Parece inédito pero no es la primera vez. Reagan lo hizo en Tripoli contra Gadafi, GH Bush invadió Panamá y capturó a Noriega y GW Bush hizo lo mismo en Irak y con Sadam Hussein. No sabemos como será esta vez, ni qué pasará mañana. Son muchas las preguntas y muy pocas las certezas. Son las horas de la cautela. Las noticias cuentan que Diosdado Cabello ha salido a la calle para pedir a los venezolanos que se defiendan. No sabemos muy bien de quien porque lo que se han visto son ataques aéreos sobre enclaves estratégicos del gobierno. Delcy Rodriguez, que al ser Vicepresidenta ilegitima de Venezuela estaría ahora al frente del ilegítimo gobierno post Maduro, ha pedido a Trump una prueba de vida del mismo. Trump hablará en un par de horas pero ya ha dicho que no habrá más ataques a Venezuela.

Aventurándonos a predecir, ejercicio peligroso en este mundo internacional sin reglas, parece que el objetivo era capturar a un Maduro que será juzgado, modelo Chapo Guzman, en Estados Unidos por ser el líder de la organización criminal internacional el Cártel de los Soles. Esto, como ya advertimos (Venezuela: golpe al narco), no es una operación contra la dictadura, es una operación contra el narco.
Dicho esto, la pregunta es: ¿puede sobrevivir una narcodictadura sin el capo? Varios eran, hasta ahora, los aprendices de brujo: Diosdado Cabello, los hermanos Jorge y Delcy Rodriguez y Vladimir Padrino. Cuesta pensar que, viendo la suerte que ha corrido el uno, quieran heredar el negocio pero tampoco es fácil ponerse en la piel de un gánster. Aun así, seamos cautos, no ha habido injerencia politica en Venezuela. Sólo se ha capturado -tras advertírselo- al Capo de la narcodictadura, Nicolás Maduro.

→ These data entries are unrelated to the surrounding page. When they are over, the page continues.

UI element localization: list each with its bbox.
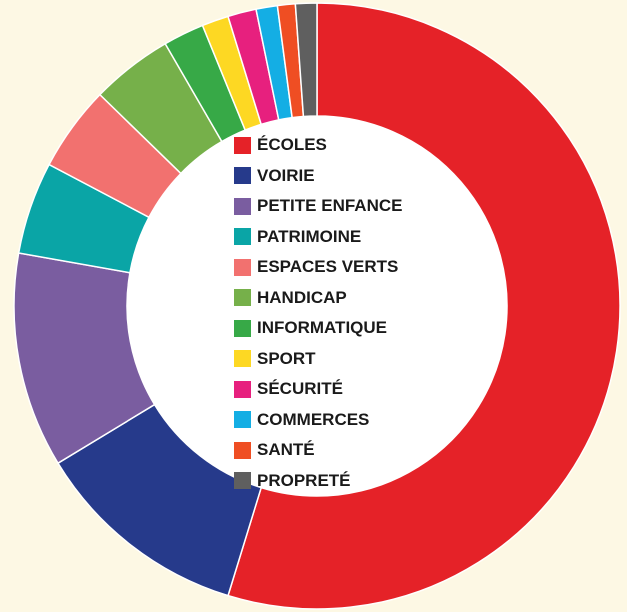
legend-label: COMMERCES — [257, 409, 370, 429]
legend-item: SÉCURITÉ — [234, 374, 474, 405]
donut-hole — [127, 116, 507, 496]
legend-item: ESPACES VERTS — [234, 252, 474, 283]
legend-swatch — [234, 136, 251, 154]
legend-label: SANTÉ — [257, 440, 315, 460]
chart-legend: ÉCOLES VOIRIE PETITE ENFANCE PATRIMOINE ESPA… — [234, 130, 474, 496]
legend-label: PETITE ENFANCE — [257, 196, 403, 216]
legend-item: SPORT — [234, 344, 474, 375]
legend-swatch — [234, 380, 251, 398]
legend-label: ÉCOLES — [257, 135, 327, 155]
legend-label: SÉCURITÉ — [257, 379, 343, 399]
legend-swatch — [234, 197, 251, 215]
legend-item: COMMERCES — [234, 405, 474, 436]
legend-swatch — [234, 472, 251, 490]
legend-item: INFORMATIQUE — [234, 313, 474, 344]
legend-item: VOIRIE — [234, 161, 474, 192]
legend-label: PATRIMOINE — [257, 226, 362, 246]
legend-label: INFORMATIQUE — [257, 318, 388, 338]
legend-label: VOIRIE — [257, 165, 315, 185]
legend-swatch — [234, 441, 251, 459]
legend-item: PATRIMOINE — [234, 222, 474, 253]
legend-label: HANDICAP — [257, 287, 347, 307]
legend-swatch — [234, 167, 251, 185]
legend-label: PROPRETÉ — [257, 470, 351, 490]
legend-swatch — [234, 228, 251, 246]
legend-swatch — [234, 411, 251, 429]
legend-label: ESPACES VERTS — [257, 257, 399, 277]
legend-label: SPORT — [257, 348, 316, 368]
legend-item: PROPRETÉ — [234, 466, 474, 497]
legend-swatch — [234, 319, 251, 337]
legend-swatch — [234, 258, 251, 276]
legend-item: PETITE ENFANCE — [234, 191, 474, 222]
legend-item: HANDICAP — [234, 283, 474, 314]
legend-item: SANTÉ — [234, 435, 474, 466]
legend-swatch — [234, 350, 251, 368]
legend-item: ÉCOLES — [234, 130, 474, 161]
legend-swatch — [234, 289, 251, 307]
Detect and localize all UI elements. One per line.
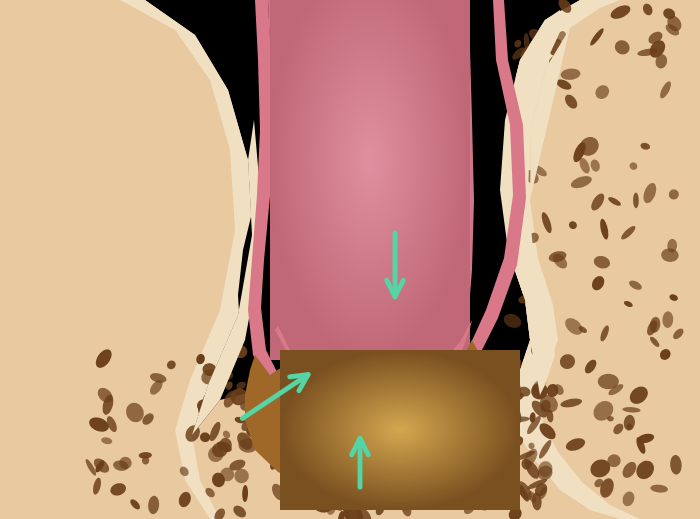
Ellipse shape bbox=[531, 383, 547, 400]
Ellipse shape bbox=[142, 456, 149, 465]
Ellipse shape bbox=[636, 461, 654, 479]
Ellipse shape bbox=[205, 488, 215, 497]
Polygon shape bbox=[500, 10, 570, 395]
Ellipse shape bbox=[524, 449, 538, 466]
Ellipse shape bbox=[643, 183, 656, 203]
Ellipse shape bbox=[499, 413, 509, 424]
Ellipse shape bbox=[629, 281, 642, 290]
Ellipse shape bbox=[662, 311, 673, 328]
Ellipse shape bbox=[524, 170, 538, 184]
Ellipse shape bbox=[387, 467, 402, 479]
Ellipse shape bbox=[343, 505, 363, 519]
Polygon shape bbox=[500, 0, 700, 519]
Ellipse shape bbox=[302, 451, 315, 472]
Ellipse shape bbox=[565, 94, 578, 108]
Ellipse shape bbox=[601, 325, 609, 342]
Ellipse shape bbox=[343, 508, 350, 519]
Ellipse shape bbox=[624, 415, 635, 431]
Ellipse shape bbox=[233, 506, 246, 517]
Ellipse shape bbox=[560, 354, 575, 369]
Ellipse shape bbox=[217, 441, 232, 452]
Ellipse shape bbox=[622, 462, 636, 478]
Ellipse shape bbox=[196, 354, 205, 364]
Ellipse shape bbox=[411, 471, 424, 478]
Polygon shape bbox=[192, 120, 260, 435]
Ellipse shape bbox=[535, 483, 547, 496]
Ellipse shape bbox=[432, 432, 447, 447]
Ellipse shape bbox=[561, 399, 582, 407]
Ellipse shape bbox=[549, 251, 566, 262]
Ellipse shape bbox=[396, 455, 412, 471]
Ellipse shape bbox=[415, 450, 424, 458]
Ellipse shape bbox=[212, 473, 225, 487]
Ellipse shape bbox=[580, 158, 589, 173]
Ellipse shape bbox=[93, 477, 101, 495]
Ellipse shape bbox=[226, 381, 232, 390]
Ellipse shape bbox=[539, 440, 552, 459]
Ellipse shape bbox=[438, 479, 454, 493]
Ellipse shape bbox=[549, 39, 564, 56]
Ellipse shape bbox=[509, 508, 522, 519]
Ellipse shape bbox=[624, 301, 633, 307]
Ellipse shape bbox=[237, 432, 253, 449]
Ellipse shape bbox=[477, 397, 491, 408]
Ellipse shape bbox=[418, 484, 437, 498]
Ellipse shape bbox=[113, 460, 129, 471]
Polygon shape bbox=[500, 0, 640, 519]
Ellipse shape bbox=[667, 239, 677, 253]
Ellipse shape bbox=[202, 363, 216, 376]
Ellipse shape bbox=[325, 498, 342, 511]
Polygon shape bbox=[275, 320, 472, 396]
Ellipse shape bbox=[246, 427, 260, 438]
Ellipse shape bbox=[278, 411, 295, 427]
Ellipse shape bbox=[445, 451, 463, 468]
Ellipse shape bbox=[351, 483, 364, 490]
Ellipse shape bbox=[670, 455, 682, 474]
Ellipse shape bbox=[330, 489, 345, 501]
Ellipse shape bbox=[186, 425, 200, 442]
Ellipse shape bbox=[662, 249, 678, 262]
Ellipse shape bbox=[673, 329, 683, 339]
Ellipse shape bbox=[571, 176, 592, 188]
Ellipse shape bbox=[475, 486, 494, 501]
Ellipse shape bbox=[607, 416, 614, 421]
Ellipse shape bbox=[594, 256, 610, 268]
Ellipse shape bbox=[491, 452, 503, 467]
Ellipse shape bbox=[591, 459, 610, 477]
Ellipse shape bbox=[528, 233, 539, 243]
Ellipse shape bbox=[95, 460, 104, 472]
Ellipse shape bbox=[608, 197, 621, 206]
Ellipse shape bbox=[230, 460, 245, 471]
Polygon shape bbox=[0, 0, 235, 519]
Ellipse shape bbox=[629, 162, 637, 170]
Ellipse shape bbox=[530, 412, 536, 422]
Ellipse shape bbox=[514, 40, 522, 47]
Ellipse shape bbox=[549, 57, 555, 65]
Polygon shape bbox=[80, 0, 252, 519]
Ellipse shape bbox=[640, 143, 650, 149]
Ellipse shape bbox=[464, 504, 475, 514]
Ellipse shape bbox=[377, 448, 387, 460]
Ellipse shape bbox=[580, 137, 598, 156]
Ellipse shape bbox=[488, 431, 499, 443]
Ellipse shape bbox=[487, 448, 503, 458]
Ellipse shape bbox=[596, 85, 609, 99]
Ellipse shape bbox=[217, 370, 233, 380]
Ellipse shape bbox=[636, 437, 645, 454]
Ellipse shape bbox=[203, 393, 215, 409]
Ellipse shape bbox=[313, 495, 335, 513]
Ellipse shape bbox=[547, 409, 554, 422]
Ellipse shape bbox=[382, 446, 394, 463]
Ellipse shape bbox=[566, 438, 585, 451]
Ellipse shape bbox=[526, 461, 539, 479]
Ellipse shape bbox=[668, 189, 679, 199]
Ellipse shape bbox=[326, 501, 336, 515]
Ellipse shape bbox=[357, 508, 371, 519]
Ellipse shape bbox=[553, 254, 567, 268]
Ellipse shape bbox=[306, 447, 324, 458]
Ellipse shape bbox=[234, 469, 248, 483]
Ellipse shape bbox=[650, 40, 665, 58]
Ellipse shape bbox=[237, 381, 246, 389]
Ellipse shape bbox=[655, 54, 667, 69]
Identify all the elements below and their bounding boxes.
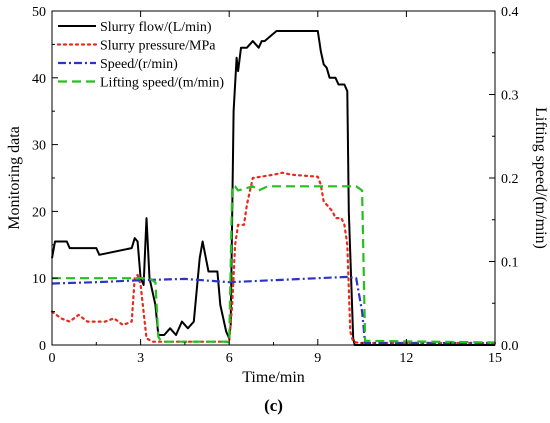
x-tick-label-4: 12 bbox=[399, 351, 413, 366]
x-tick-label-0: 0 bbox=[49, 351, 56, 366]
legend-label-3: Lifting speed/(m/min) bbox=[100, 76, 224, 91]
y-left-tick-label-3: 30 bbox=[32, 139, 46, 154]
x-tick-label-2: 6 bbox=[226, 351, 233, 366]
x-axis-label: Time/min bbox=[242, 369, 305, 386]
y-left-tick-label-5: 50 bbox=[32, 5, 46, 20]
series-line-3 bbox=[52, 185, 496, 344]
y-axis-label-left: Monitoring data bbox=[6, 126, 23, 230]
legend-label-1: Slurry pressure/MPa bbox=[100, 39, 216, 54]
y-right-tick-label-4: 0.4 bbox=[501, 5, 519, 20]
series-line-1 bbox=[50, 171, 497, 345]
legend-label-0: Slurry flow/(L/min) bbox=[100, 20, 212, 35]
figure-label: (c) bbox=[264, 396, 283, 415]
y-right-tick-label-3: 0.3 bbox=[501, 89, 519, 104]
data-layer bbox=[50, 30, 497, 346]
y-left-tick-label-4: 40 bbox=[32, 72, 46, 87]
y-left-tick-label-1: 10 bbox=[32, 272, 46, 287]
y-right-tick-label-0: 0.0 bbox=[501, 339, 519, 354]
ticks-layer: 0 3 6 9 12 15 0 10 20 30 40 50 0.0 0.1 0.2 0.3 0.4 bbox=[32, 5, 519, 366]
y-axis-label-right: Lifting speed/(m/min) bbox=[532, 107, 549, 249]
y-right-tick-label-1: 0.1 bbox=[501, 256, 519, 271]
y-left-tick-label-0: 0 bbox=[39, 339, 46, 354]
series-line-2 bbox=[51, 275, 495, 345]
x-tick-label-1: 3 bbox=[137, 351, 144, 366]
legend-label-2: Speed/(r/min) bbox=[100, 57, 178, 72]
y-left-tick-label-2: 20 bbox=[32, 205, 46, 220]
x-tick-label-5: 15 bbox=[488, 351, 502, 366]
y-right-tick-label-2: 0.2 bbox=[501, 172, 519, 187]
x-tick-label-3: 9 bbox=[314, 351, 321, 366]
legend: Slurry flow/(L/min) Slurry pressure/MPa Sp… bbox=[56, 20, 224, 91]
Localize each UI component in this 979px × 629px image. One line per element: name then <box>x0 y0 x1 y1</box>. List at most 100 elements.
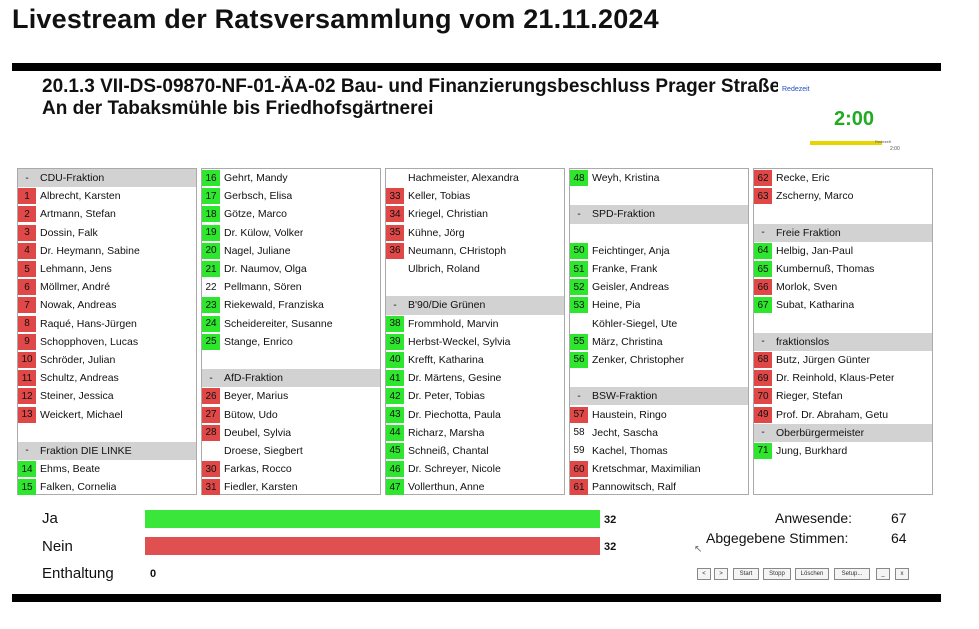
member-name: Keller, Tobias <box>408 190 471 203</box>
top-divider <box>12 63 941 71</box>
seat-number: 35 <box>386 224 404 241</box>
member-name: Krefft, Katharina <box>408 353 484 366</box>
member-row: 71 Jung, Burkhard <box>754 442 932 460</box>
member-row: 56 Zenker, Christopher <box>570 351 748 369</box>
member-column-3: Hachmeister, Alexandra 33 Keller, Tobias 34… <box>385 168 565 496</box>
member-row: 51 Franke, Frank <box>570 260 748 278</box>
member-row: 66 Morlok, Sven <box>754 278 932 296</box>
member-name: Fiedler, Karsten <box>224 481 298 494</box>
seat-number: 62 <box>754 170 772 187</box>
member-name: Scheidereiter, Susanne <box>224 317 333 330</box>
seat-number: 28 <box>202 424 220 441</box>
member-row: 43 Dr. Piechotta, Paula <box>386 405 564 423</box>
member-name: Bütow, Udo <box>224 408 278 421</box>
enthaltung-label: Enthaltung <box>42 565 114 582</box>
seat-number: 24 <box>202 315 220 332</box>
member-name: Morlok, Sven <box>776 281 838 294</box>
member-row: 63 Zscherny, Marco <box>754 187 932 205</box>
empty-row <box>570 224 748 242</box>
faction-name: B'90/Die Grünen <box>408 299 486 312</box>
faction-name: CDU-Fraktion <box>40 172 105 185</box>
member-row: 5 Lehmann, Jens <box>18 260 196 278</box>
faction-header: - fraktionslos <box>754 332 932 351</box>
seat-number: 63 <box>754 188 772 205</box>
member-row: 50 Feichtinger, Anja <box>570 242 748 260</box>
seat-number: 36 <box>386 242 404 259</box>
member-column-2: 16 Gehrt, Mandy 17 Gerbsch, Elisa 18 Götze, M… <box>201 168 381 496</box>
setup-button[interactable]: Setup... <box>834 568 870 580</box>
member-name: Deubel, Sylvia <box>224 426 292 439</box>
member-name: Recke, Eric <box>776 172 830 185</box>
member-name: Albrecht, Karsten <box>40 190 121 203</box>
seat-number: 17 <box>202 188 220 205</box>
member-row: 10 Schröder, Julian <box>18 351 196 369</box>
member-name: Götze, Marco <box>224 208 288 221</box>
start-button[interactable]: Start <box>733 568 759 580</box>
member-name: Jecht, Sascha <box>592 426 658 439</box>
clear-button[interactable]: Löschen <box>795 568 829 580</box>
member-name: Kumbernuß, Thomas <box>776 263 875 276</box>
seat-number: 33 <box>386 188 404 205</box>
seat-number: 60 <box>570 461 588 478</box>
member-row: 47 Vollerthun, Anne <box>386 478 564 496</box>
member-name: Schneiß, Chantal <box>408 444 489 457</box>
minimize-button[interactable]: _ <box>876 568 890 580</box>
member-name: Pellmann, Sören <box>224 281 302 294</box>
vote-title-line2: An der Tabaksmühle bis Friedhofsgärtnere… <box>42 98 434 119</box>
member-row: 2 Artmann, Stefan <box>18 205 196 223</box>
seat-number: 3 <box>18 224 36 241</box>
redezeit-label: Redezeit <box>782 86 810 93</box>
member-row: 15 Falken, Cornelia <box>18 478 196 496</box>
member-name: Nagel, Juliane <box>224 244 291 257</box>
seat-number: 64 <box>754 242 772 259</box>
member-row: 48 Weyh, Kristina <box>570 169 748 187</box>
seat-number: 22 <box>205 281 217 293</box>
member-row: 24 Scheidereiter, Susanne <box>202 315 380 333</box>
faction-name: AfD-Fraktion <box>224 372 283 385</box>
faction-marker: - <box>577 208 581 220</box>
member-name: Helbig, Jan-Paul <box>776 244 854 257</box>
seat-number: 47 <box>386 479 404 496</box>
member-row: 62 Recke, Eric <box>754 169 932 187</box>
member-row: 60 Kretschmar, Maximilian <box>570 460 748 478</box>
member-name: Ulbrich, Roland <box>408 263 480 276</box>
seat-number: 18 <box>202 206 220 223</box>
bottom-divider <box>12 594 941 602</box>
faction-header: - BSW-Fraktion <box>570 387 748 406</box>
seat-number: 55 <box>570 333 588 350</box>
member-row: 35 Kühne, Jörg <box>386 224 564 242</box>
page-title: Livestream der Ratsversammlung vom 21.11… <box>12 4 659 34</box>
seat-number: 46 <box>386 461 404 478</box>
faction-marker: - <box>761 227 765 239</box>
member-name: Haustein, Ringo <box>592 408 667 421</box>
prev-button[interactable]: < <box>697 568 711 580</box>
member-row: 26 Beyer, Marius <box>202 387 380 405</box>
member-name: Hachmeister, Alexandra <box>408 172 519 185</box>
seat-number: 50 <box>570 242 588 259</box>
faction-name: Fraktion DIE LINKE <box>40 444 132 457</box>
member-column-1: - CDU-Fraktion 1 Albrecht, Karsten 2 Artmann,… <box>17 168 197 496</box>
faction-marker: - <box>761 427 765 439</box>
member-row: 22 Pellmann, Sören <box>202 278 380 296</box>
seat-number: 66 <box>754 279 772 296</box>
empty-row <box>386 278 564 296</box>
stop-button[interactable]: Stopp <box>763 568 791 580</box>
member-row: 46 Dr. Schreyer, Nicole <box>386 460 564 478</box>
seat-number: 71 <box>754 442 772 459</box>
member-row: 30 Farkas, Rocco <box>202 460 380 478</box>
member-row: 58 Jecht, Sascha <box>570 424 748 442</box>
faction-marker: - <box>209 372 213 384</box>
faction-header: - Oberbürgermeister <box>754 423 932 442</box>
seat-number: 42 <box>386 388 404 405</box>
member-column-4: 48 Weyh, Kristina - SPD-Fraktion 50 Feichting… <box>569 168 749 496</box>
member-name: Gehrt, Mandy <box>224 172 288 185</box>
next-button[interactable]: > <box>714 568 728 580</box>
member-name: Schultz, Andreas <box>40 372 119 385</box>
seat-number: 4 <box>18 242 36 259</box>
seat-number: 19 <box>202 224 220 241</box>
close-button[interactable]: x <box>895 568 909 580</box>
member-name: Dr. Reinhold, Klaus-Peter <box>776 372 895 385</box>
seat-number: 41 <box>386 370 404 387</box>
seat-number <box>202 443 220 459</box>
faction-name: Oberbürgermeister <box>776 426 865 439</box>
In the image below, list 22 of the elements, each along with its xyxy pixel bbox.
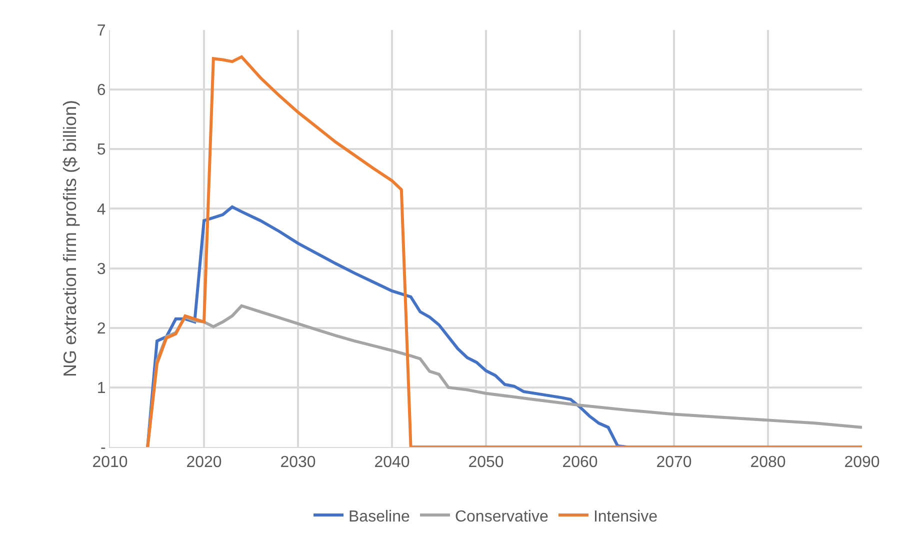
legend-label: Conservative (454, 508, 548, 526)
x-tick-label: 2080 (750, 454, 786, 472)
x-tick-label: 2030 (280, 454, 316, 472)
x-tick-label: 2090 (844, 454, 880, 472)
y-tick-label: 3 (96, 260, 106, 278)
y-tick-label: 6 (96, 82, 106, 100)
line-series (146, 55, 862, 447)
x-tick-label: 2070 (656, 454, 692, 472)
y-tick-label: 5 (96, 142, 106, 159)
x-tick-label: 2010 (92, 454, 128, 472)
legend-label: Intensive (593, 508, 658, 526)
legend-label: Baseline (348, 508, 410, 526)
x-tick-label: 2040 (374, 454, 410, 472)
y-tick-label: 1 (96, 380, 106, 398)
y-tick-label: 2 (96, 320, 106, 338)
x-tick-label: 2020 (186, 454, 222, 472)
y-tick-label: 7 (96, 22, 106, 40)
y-tick-label: - (100, 440, 106, 457)
x-tick-label: 2060 (562, 454, 598, 472)
y-axis-title: NG extraction firm profits ($ billion) (60, 100, 80, 378)
x-tick-label: 2050 (468, 454, 504, 472)
y-tick-label: 4 (96, 201, 106, 218)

Lo mejor que podría pasar, y la gran esperanza, es que una vez que Maduro, que lleva años vulnerando la legalidad internacional y no sólo siendo un narco-criminal, los hereus permitan a los venezolanos elegir en libertad el futuro que merecen. Eso es lo que el gobierno de España, tras la mucha vergüenza que nos ha hecho pasar con el silencio cómplice tras el robo electoral de julio del 2014 y la incapacidad de felicitar el Premio Nobel de la Paz a María Corina Machado, debería promover. Por ahora no se ha pronunciado. Decir que piden que se cumpla el derecho internacional es casi una broma de mal gusto. Lo que fueron incapaces de exigir ni pedir a Maduro, aun teniendo en las cárceles presos políticos españoles, lo piden ahora tímidamente -via twitter- a EEUU (sin mencionarlo).

Estemos atentos y seamos cautos. Ojalá pronto se dé voz a los venezolanos para que puedan hacer realidad ese deseo que aún resuena en nuestros móviles de Feliz 2026.